Member of the Provincial Assembly of the Punjab
- In office 15 August 2018 – 14 January 2023
- Constituency: PP-290 (Dera Ghazi Khan-VI)
- In office 2 September 2013 – 31 May 2018
- Constituency: PP-243 (Dera Ghazi Khan-IV)

Personal details
- Born: 1 January 1979 (age 47)
- Party: PTI (2013-present)
- Relations: Sardar Nasrullah Khan Dreshak (grandfather)

= Ahmad Ali Khan Dreshak =

Pakistani politician (born 1979)

Ahmad Ali Khan Dreshak is a Pakistani politician who remained a Member of the Provincial Assembly of the Punjab from September 2013 to May 2018, and from August 2018 to January 2023.

==Early life ==
He was born on 1 January 1979.

==Political career==

He was elected to the Provincial Assembly of the Punjab as a candidate of the Pakistan Tehreek-e-Insaf (PTI) from PP-243 (Dera Ghazi Khan-IV) in by-elections held in August 2013.

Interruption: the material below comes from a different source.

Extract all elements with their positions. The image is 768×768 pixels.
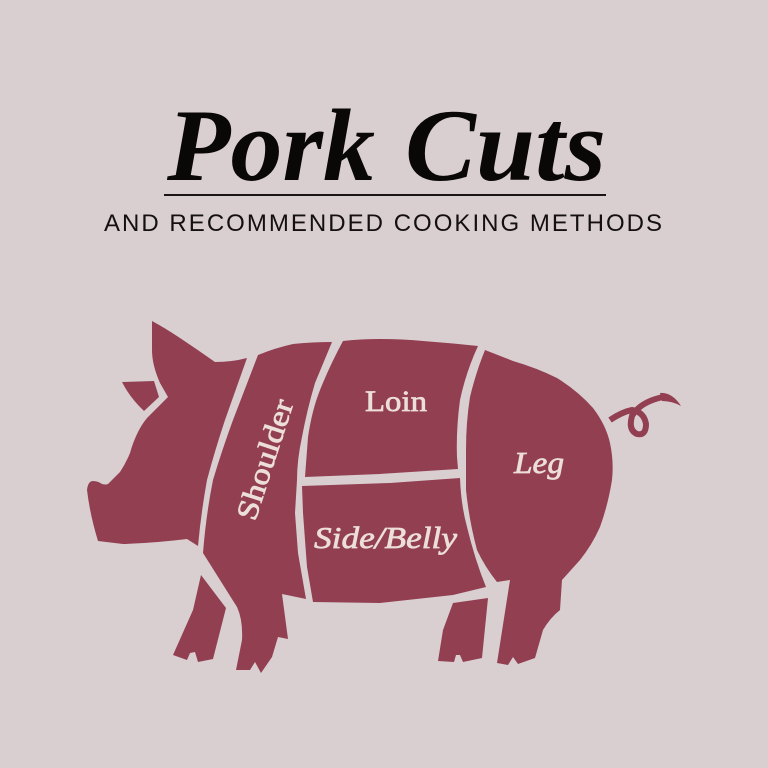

He was re-elected to Provincial Assembly of Punjab as a candidate of the PTI from PP-290 (Dera Ghazi Khan-VI) in the 2018 Punjab provincial election.

He ran for a seat in the Provincial Assembly from PP-290 Dera Ghazi Khan-VI as a candidate of the PTI in the 2023 Punjab provincial election.